Laurent Laffargue.– Oui, et qui le rend radicalement moderne, on y revient. Plus moderne même que notre société où personne n’ose vraiment parler de ses désirs. Les hommes peuvent l’évoquer, bravaches, mais dès lors qu’une femme s’essaie à raconter sa dernière nuit…
Molly Bloom serait donc une pièce transgressive.
Céline Sallette.– Oui, complètement. On est même dans le tabou absolu.
Laurent Laffargue.– C’est incroyable. C’est censé être un monologue intérieur… mais écrit pour être lu. C’est aussi en ça qu’il est profondément théâtral.
On peut également y ressentir une sorte de misogynie inversée. Les hommes n’y sont pas vraiment à l’honneur !
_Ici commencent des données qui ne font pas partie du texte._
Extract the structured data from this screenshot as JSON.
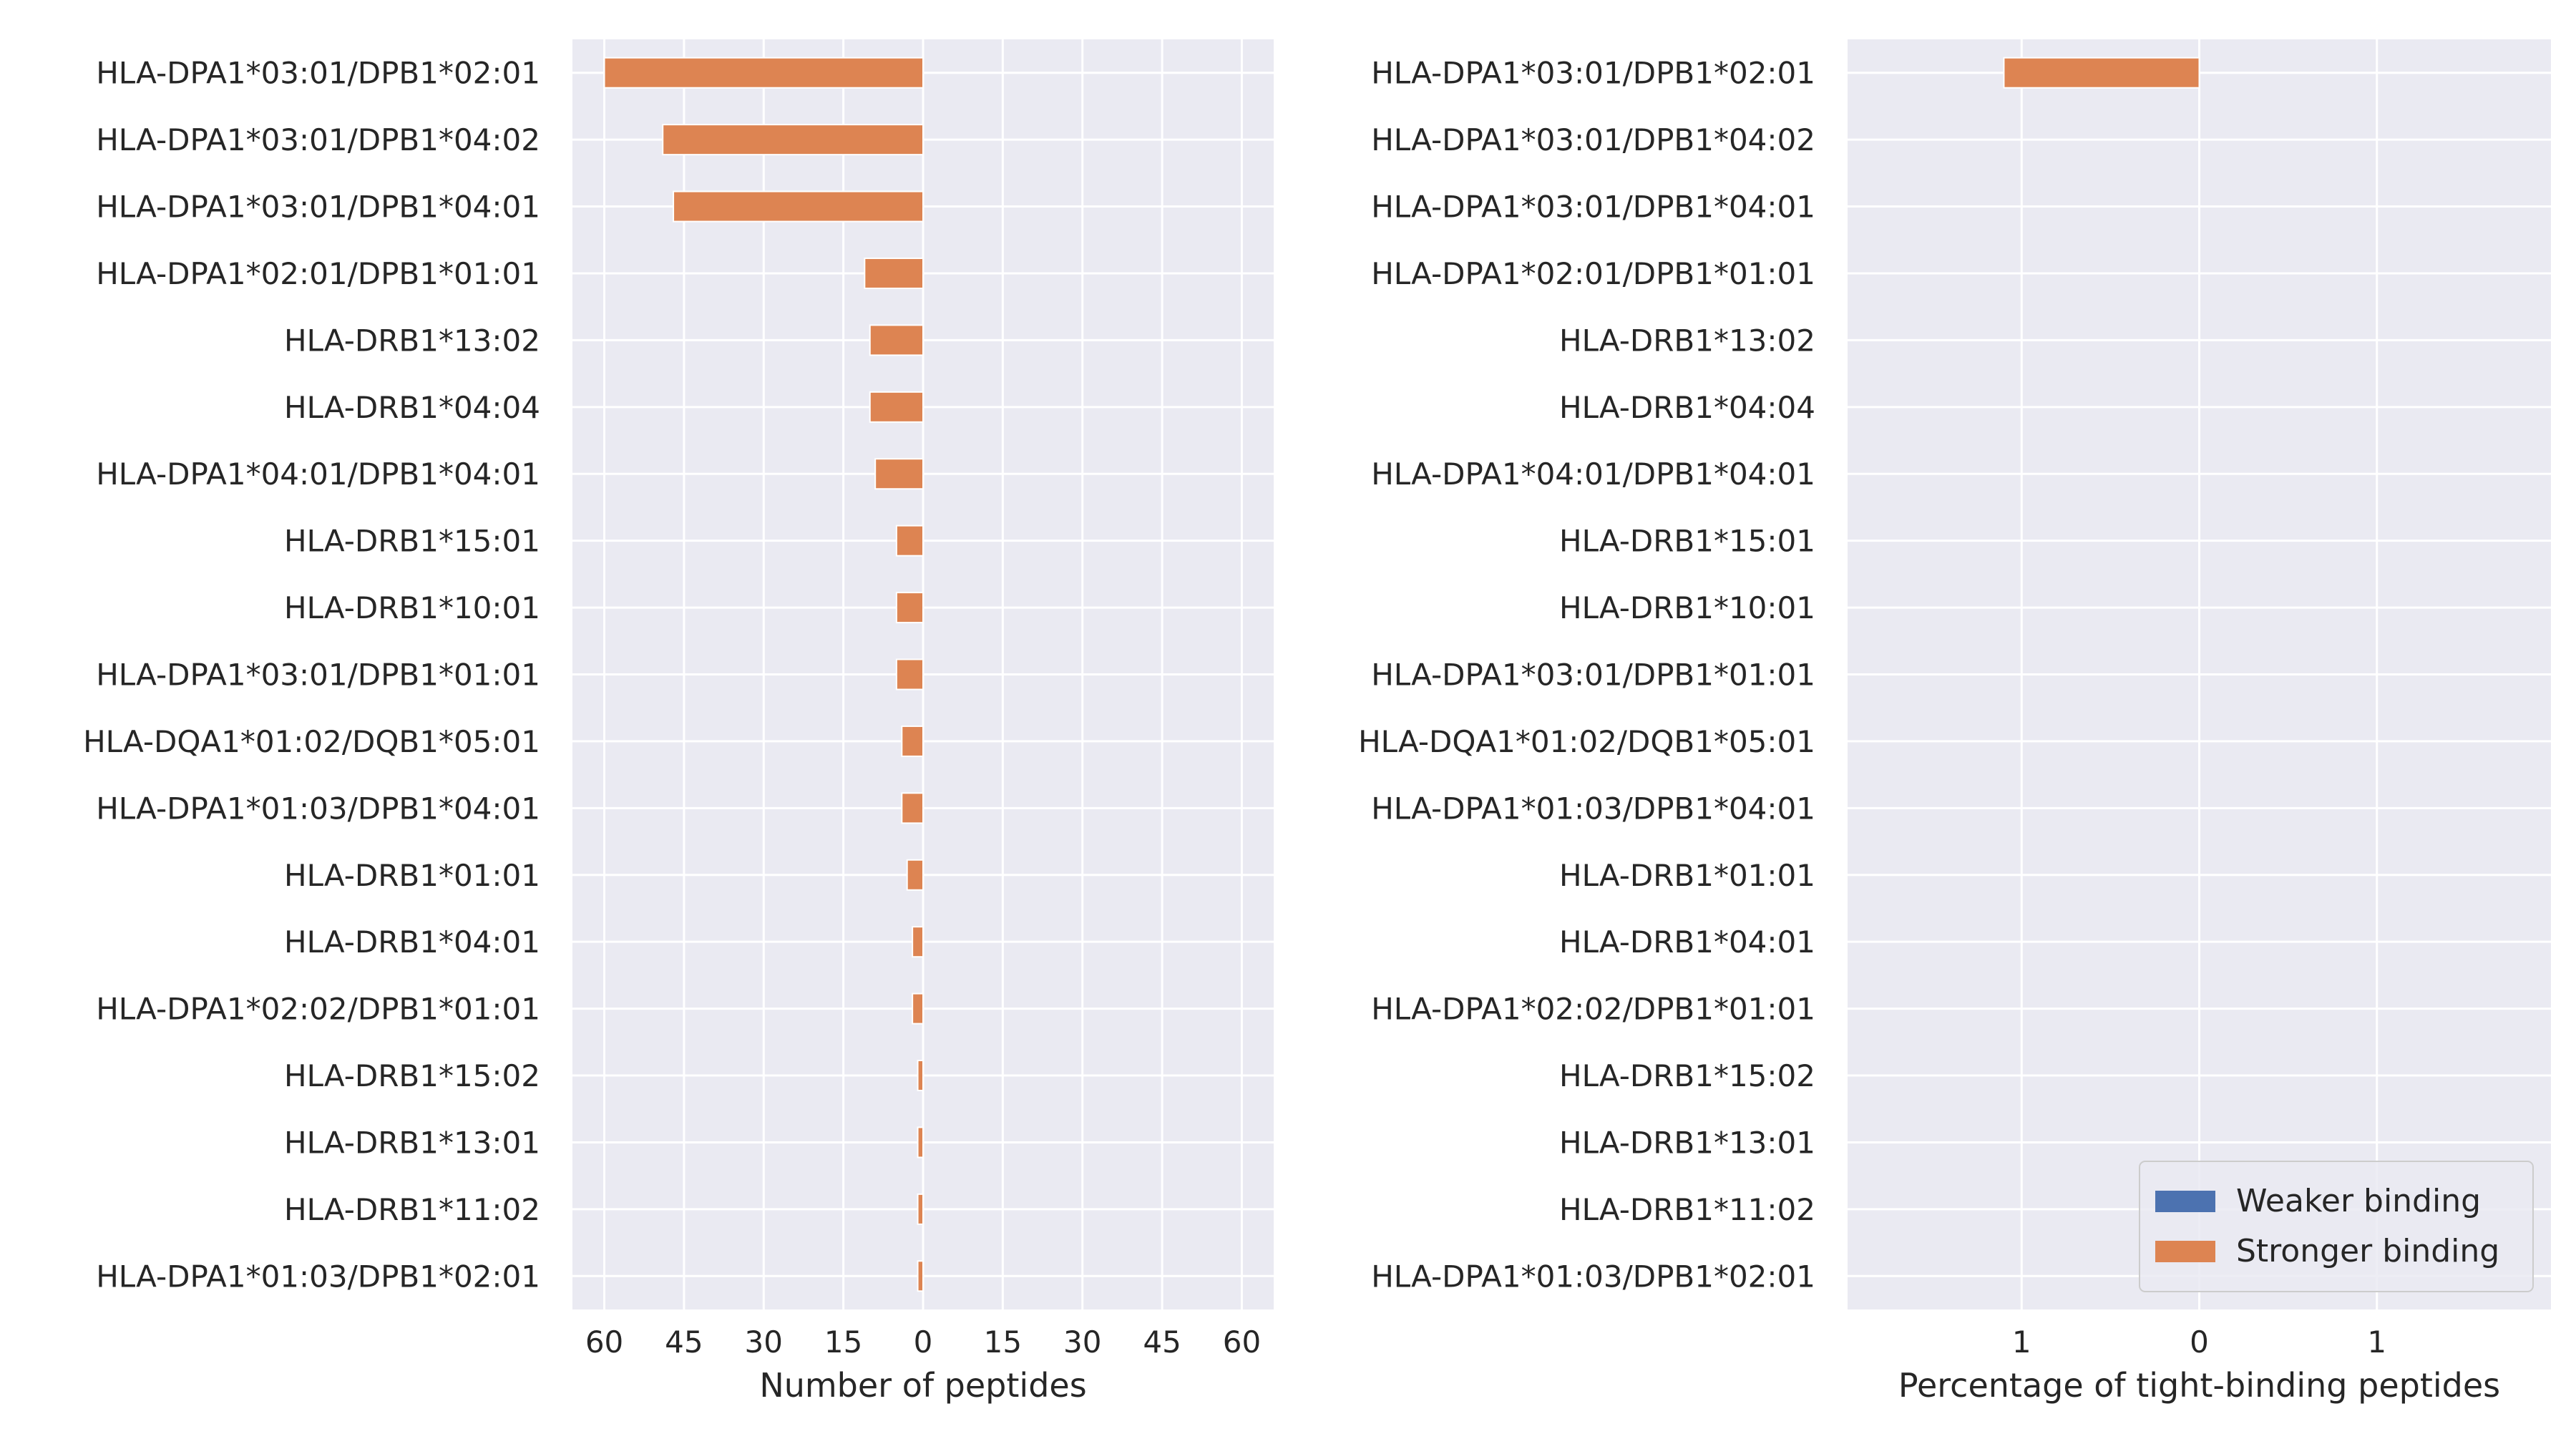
{
  "chart_data": [
    {
      "type": "bar",
      "orientation": "horizontal",
      "mirrored": true,
      "categories": [
        "HLA-DPA1*03:01/DPB1*02:01",
        "HLA-DPA1*03:01/DPB1*04:02",
        "HLA-DPA1*03:01/DPB1*04:01",
        "HLA-DPA1*02:01/DPB1*01:01",
        "HLA-DRB1*13:02",
        "HLA-DRB1*04:04",
        "HLA-DPA1*04:01/DPB1*04:01",
        "HLA-DRB1*15:01",
        "HLA-DRB1*10:01",
        "HLA-DPA1*03:01/DPB1*01:01",
        "HLA-DQA1*01:02/DQB1*05:01",
        "HLA-DPA1*01:03/DPB1*04:01",
        "HLA-DRB1*01:01",
        "HLA-DRB1*04:01",
        "HLA-DPA1*02:02/DPB1*01:01",
        "HLA-DRB1*15:02",
        "HLA-DRB1*13:01",
        "HLA-DRB1*11:02",
        "HLA-DPA1*01:03/DPB1*02:01"
      ],
      "series": [
        {
          "name": "Stronger binding",
          "side": "left",
          "color": "#dd8452",
          "values": [
            60,
            49,
            47,
            11,
            10,
            10,
            9,
            5,
            5,
            5,
            4,
            4,
            3,
            2,
            2,
            1,
            1,
            1,
            1
          ]
        },
        {
          "name": "Weaker binding",
          "side": "right",
          "color": "#4c72b0",
          "values": [
            0,
            0,
            0,
            0,
            0,
            0,
            0,
            0,
            0,
            0,
            0,
            0,
            0,
            0,
            0,
            0,
            0,
            0,
            0
          ]
        }
      ],
      "xticks": [
        -60,
        -45,
        -30,
        -15,
        0,
        15,
        30,
        45,
        60
      ],
      "xtick_labels": [
        "60",
        "45",
        "30",
        "15",
        "0",
        "15",
        "30",
        "45",
        "60"
      ],
      "xlim": [
        -66,
        66
      ],
      "xlabel": "Number of peptides",
      "grid": true,
      "background": "#eaeaf2"
    },
    {
      "type": "bar",
      "orientation": "horizontal",
      "mirrored": true,
      "categories": [
        "HLA-DPA1*03:01/DPB1*02:01",
        "HLA-DPA1*03:01/DPB1*04:02",
        "HLA-DPA1*03:01/DPB1*04:01",
        "HLA-DPA1*02:01/DPB1*01:01",
        "HLA-DRB1*13:02",
        "HLA-DRB1*04:04",
        "HLA-DPA1*04:01/DPB1*04:01",
        "HLA-DRB1*15:01",
        "HLA-DRB1*10:01",
        "HLA-DPA1*03:01/DPB1*01:01",
        "HLA-DQA1*01:02/DQB1*05:01",
        "HLA-DPA1*01:03/DPB1*04:01",
        "HLA-DRB1*01:01",
        "HLA-DRB1*04:01",
        "HLA-DPA1*02:02/DPB1*01:01",
        "HLA-DRB1*15:02",
        "HLA-DRB1*13:01",
        "HLA-DRB1*11:02",
        "HLA-DPA1*01:03/DPB1*02:01"
      ],
      "series": [
        {
          "name": "Stronger binding",
          "side": "left",
          "color": "#dd8452",
          "values": [
            1.1,
            0,
            0,
            0,
            0,
            0,
            0,
            0,
            0,
            0,
            0,
            0,
            0,
            0,
            0,
            0,
            0,
            0,
            0
          ]
        },
        {
          "name": "Weaker binding",
          "side": "right",
          "color": "#4c72b0",
          "values": [
            0,
            0,
            0,
            0,
            0,
            0,
            0,
            0,
            0,
            0,
            0,
            0,
            0,
            0,
            0,
            0,
            0,
            0,
            0
          ]
        }
      ],
      "xticks": [
        -1,
        0,
        1
      ],
      "xtick_labels": [
        "1",
        "0",
        "1"
      ],
      "xlim": [
        -1.98,
        1.98
      ],
      "xlabel": "Percentage of tight-binding peptides",
      "grid": true,
      "background": "#eaeaf2",
      "legend": {
        "placement": "lower-right",
        "entries": [
          {
            "label": "Weaker binding",
            "color": "#4c72b0"
          },
          {
            "label": "Stronger binding",
            "color": "#dd8452"
          }
        ]
      }
    }
  ]
}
Céline Sallette.– Mais elle non plus ! Elle est dure ! Il y a de la misogynie dans les deux sens. Comme Molly parle d’elle-même, pour elle- même, elle est peinte avec ce qu’elle dit d’elle-même. Ça n’est pas un portrait vaporeux, éthérée de femme. Elle met, au sens propre, les mains dans la merde ! Faire parler une femme qui dit ça est aussi une forme de misogynie. Elle va seulement très loin, y compris dans la violence.
Laurent Laffargue.– C’est sans fard, sans dorures. C’est vivant quoi. Mais aussi d’une immense poésie.
Et musical.
Laurent Laffargue.– Nous envisageons effectivement de mettre en musique certaine parties et Céline de les chanter. Kate Bush l’avait déjà fait d’ailleurs.
Céline Sallette.– Son disque est très beau.